I'm going to attempt to not come across as hostile, but I've got to get something off of my chest. As with anything that anyone says on here, it's just my two cents, nothing more.

I'm non-religious, and on the advice of two psychiatrists, I went into AA, only to be disgusted with the overt religiousness of the whole program. I felt like I was being actively indoctrinated (and in a way, I was). I was repeatedly told that without going to meetings and "seeking a higher power," that I would be doomed to go back to drinking (which is a gargantuan lie, I have to point out).

So I've cut back my AA meetings to maybe one or two a week now, and I've been sober for two weeks, five days...without the help of a "higher power," which is nothing more than a sly synonym for "God."

Cut to last week, when I began to supplement AA's program with some independent study of secular recovery programs. This is where it really got shocking to me, because the secular recovery programs were MORE repulsive than AA! At least in AA, there wasn't constant bickering between every single member about every single nuanced issue. Secular recovery groups seem dead-set on having a continual debate about anything they can scrap over. Additionally, so much of said secular group's focus centered around AA-bashing, the point of which was lost to me.

Why aren't these groups centered about sobriety, and not a) religion or b) debates?
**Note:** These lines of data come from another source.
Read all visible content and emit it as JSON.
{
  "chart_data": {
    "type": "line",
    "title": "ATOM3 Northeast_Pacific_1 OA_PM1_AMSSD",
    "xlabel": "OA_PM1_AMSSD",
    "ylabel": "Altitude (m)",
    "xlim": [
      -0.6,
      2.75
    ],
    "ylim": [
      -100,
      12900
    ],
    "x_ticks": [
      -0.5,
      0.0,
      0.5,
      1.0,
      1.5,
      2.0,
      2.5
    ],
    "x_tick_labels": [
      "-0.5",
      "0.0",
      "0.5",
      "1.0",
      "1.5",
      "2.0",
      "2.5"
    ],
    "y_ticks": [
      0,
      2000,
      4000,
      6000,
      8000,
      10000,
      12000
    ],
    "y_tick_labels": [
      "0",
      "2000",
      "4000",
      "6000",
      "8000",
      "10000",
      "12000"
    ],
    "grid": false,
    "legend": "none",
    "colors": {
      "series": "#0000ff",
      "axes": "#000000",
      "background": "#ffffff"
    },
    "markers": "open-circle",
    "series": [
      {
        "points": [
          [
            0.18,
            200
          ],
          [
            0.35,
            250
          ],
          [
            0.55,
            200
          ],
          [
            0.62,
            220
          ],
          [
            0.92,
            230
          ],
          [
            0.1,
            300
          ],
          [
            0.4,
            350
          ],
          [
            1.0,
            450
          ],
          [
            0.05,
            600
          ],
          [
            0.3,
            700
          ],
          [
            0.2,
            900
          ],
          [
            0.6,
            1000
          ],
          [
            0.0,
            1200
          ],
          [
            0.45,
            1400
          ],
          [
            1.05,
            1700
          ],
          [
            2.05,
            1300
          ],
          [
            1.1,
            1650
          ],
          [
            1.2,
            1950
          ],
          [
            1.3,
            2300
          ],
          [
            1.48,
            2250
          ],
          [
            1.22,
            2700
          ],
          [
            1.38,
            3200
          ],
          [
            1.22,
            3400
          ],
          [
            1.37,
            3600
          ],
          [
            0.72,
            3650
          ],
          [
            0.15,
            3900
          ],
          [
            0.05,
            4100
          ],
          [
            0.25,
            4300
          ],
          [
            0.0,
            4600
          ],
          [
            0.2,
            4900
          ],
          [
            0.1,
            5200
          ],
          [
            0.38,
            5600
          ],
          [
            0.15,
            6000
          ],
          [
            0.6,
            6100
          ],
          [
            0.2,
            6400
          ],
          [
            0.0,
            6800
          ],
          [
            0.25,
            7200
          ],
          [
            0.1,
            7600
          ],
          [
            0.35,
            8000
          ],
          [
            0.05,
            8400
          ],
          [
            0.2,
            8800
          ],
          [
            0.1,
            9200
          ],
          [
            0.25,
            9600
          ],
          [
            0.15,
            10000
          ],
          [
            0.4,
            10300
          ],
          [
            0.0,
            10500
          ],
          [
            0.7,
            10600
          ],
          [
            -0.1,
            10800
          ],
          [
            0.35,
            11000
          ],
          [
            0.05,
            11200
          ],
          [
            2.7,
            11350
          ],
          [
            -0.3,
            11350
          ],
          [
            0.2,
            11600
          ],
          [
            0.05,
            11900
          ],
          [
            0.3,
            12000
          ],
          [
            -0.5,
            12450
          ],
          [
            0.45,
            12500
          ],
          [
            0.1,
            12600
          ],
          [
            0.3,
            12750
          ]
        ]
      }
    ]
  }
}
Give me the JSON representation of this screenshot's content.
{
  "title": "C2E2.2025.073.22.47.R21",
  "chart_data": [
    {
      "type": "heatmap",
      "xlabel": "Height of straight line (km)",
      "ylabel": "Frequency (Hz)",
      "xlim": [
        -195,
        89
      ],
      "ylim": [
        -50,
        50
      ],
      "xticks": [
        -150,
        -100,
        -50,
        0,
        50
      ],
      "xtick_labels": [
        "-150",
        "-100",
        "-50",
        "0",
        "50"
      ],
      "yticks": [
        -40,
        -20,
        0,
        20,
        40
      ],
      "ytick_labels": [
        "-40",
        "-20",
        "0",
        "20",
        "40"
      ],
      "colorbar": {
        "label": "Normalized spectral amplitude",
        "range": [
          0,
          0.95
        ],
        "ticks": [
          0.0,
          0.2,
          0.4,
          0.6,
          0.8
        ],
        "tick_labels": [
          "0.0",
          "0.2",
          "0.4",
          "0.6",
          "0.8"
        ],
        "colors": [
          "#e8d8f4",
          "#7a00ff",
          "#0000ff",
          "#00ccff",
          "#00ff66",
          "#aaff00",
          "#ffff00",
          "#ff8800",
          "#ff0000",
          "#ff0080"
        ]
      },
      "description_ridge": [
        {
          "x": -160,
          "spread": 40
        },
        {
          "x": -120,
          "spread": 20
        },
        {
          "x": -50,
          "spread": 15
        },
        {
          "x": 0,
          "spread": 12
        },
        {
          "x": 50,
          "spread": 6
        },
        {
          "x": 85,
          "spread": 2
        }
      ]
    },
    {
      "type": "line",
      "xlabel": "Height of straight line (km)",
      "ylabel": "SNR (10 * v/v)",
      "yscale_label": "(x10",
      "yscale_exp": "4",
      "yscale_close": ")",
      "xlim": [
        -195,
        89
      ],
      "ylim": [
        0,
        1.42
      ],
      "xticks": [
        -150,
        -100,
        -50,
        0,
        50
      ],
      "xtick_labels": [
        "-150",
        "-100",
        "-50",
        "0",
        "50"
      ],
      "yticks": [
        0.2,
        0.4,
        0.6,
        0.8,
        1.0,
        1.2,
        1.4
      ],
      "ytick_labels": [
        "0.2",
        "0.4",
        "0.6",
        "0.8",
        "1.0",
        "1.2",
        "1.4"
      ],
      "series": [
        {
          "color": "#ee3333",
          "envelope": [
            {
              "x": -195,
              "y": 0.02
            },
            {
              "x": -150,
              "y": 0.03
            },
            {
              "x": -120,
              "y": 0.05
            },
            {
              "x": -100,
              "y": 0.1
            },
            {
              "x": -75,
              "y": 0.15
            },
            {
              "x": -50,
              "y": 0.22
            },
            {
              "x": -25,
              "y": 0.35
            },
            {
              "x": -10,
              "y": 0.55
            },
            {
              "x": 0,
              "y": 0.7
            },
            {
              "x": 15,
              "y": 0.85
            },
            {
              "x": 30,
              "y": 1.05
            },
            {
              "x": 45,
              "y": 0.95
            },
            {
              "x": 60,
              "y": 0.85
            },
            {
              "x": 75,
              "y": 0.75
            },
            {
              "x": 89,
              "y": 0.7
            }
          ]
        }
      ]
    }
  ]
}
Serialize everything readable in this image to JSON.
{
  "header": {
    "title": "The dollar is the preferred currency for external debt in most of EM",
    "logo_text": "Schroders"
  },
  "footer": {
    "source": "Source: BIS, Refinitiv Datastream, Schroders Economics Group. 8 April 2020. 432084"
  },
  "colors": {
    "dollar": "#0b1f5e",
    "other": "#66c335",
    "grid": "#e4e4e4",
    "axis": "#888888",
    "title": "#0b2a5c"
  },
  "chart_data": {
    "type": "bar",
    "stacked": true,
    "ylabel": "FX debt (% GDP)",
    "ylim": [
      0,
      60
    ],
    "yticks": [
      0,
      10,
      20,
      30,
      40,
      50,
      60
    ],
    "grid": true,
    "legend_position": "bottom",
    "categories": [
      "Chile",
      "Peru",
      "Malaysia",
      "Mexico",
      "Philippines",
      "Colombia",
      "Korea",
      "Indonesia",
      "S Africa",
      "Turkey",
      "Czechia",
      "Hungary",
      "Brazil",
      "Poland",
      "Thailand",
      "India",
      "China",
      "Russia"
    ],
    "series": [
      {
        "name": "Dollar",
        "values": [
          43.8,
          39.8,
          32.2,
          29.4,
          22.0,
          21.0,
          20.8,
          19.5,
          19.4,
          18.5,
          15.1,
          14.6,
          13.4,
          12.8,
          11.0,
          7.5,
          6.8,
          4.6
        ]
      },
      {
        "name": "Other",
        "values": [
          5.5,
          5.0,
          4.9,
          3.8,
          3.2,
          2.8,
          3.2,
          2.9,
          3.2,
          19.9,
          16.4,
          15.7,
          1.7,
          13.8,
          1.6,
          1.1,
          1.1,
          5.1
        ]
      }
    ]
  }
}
So I've decided to split from both AA and RR, and I've created my own 12-step program. It's one-step, repeated 12 times. "Don't drink." Period. End of discussion.
Don't know, but it sounds like you're looking for negatives. I have been involved in secular recovery for many years and AA and have no clue what you could be talking about. Also, RR is not even a group, but now a "program" for individual sobriety. I would say in the short time you have been sober that there is no way that you could evaluate anything. I do think your twelve step program of "don't drink" twelve time is really the bottom line. You don't have to participate in any group or program as long as you have that down. I found that sometimes the harder I worked to just not drink, the quicker I drank. All of the awfulizing did no good. The bottom line is that I know that drinking does nothing at all for me and a lot to me so "what's the point?"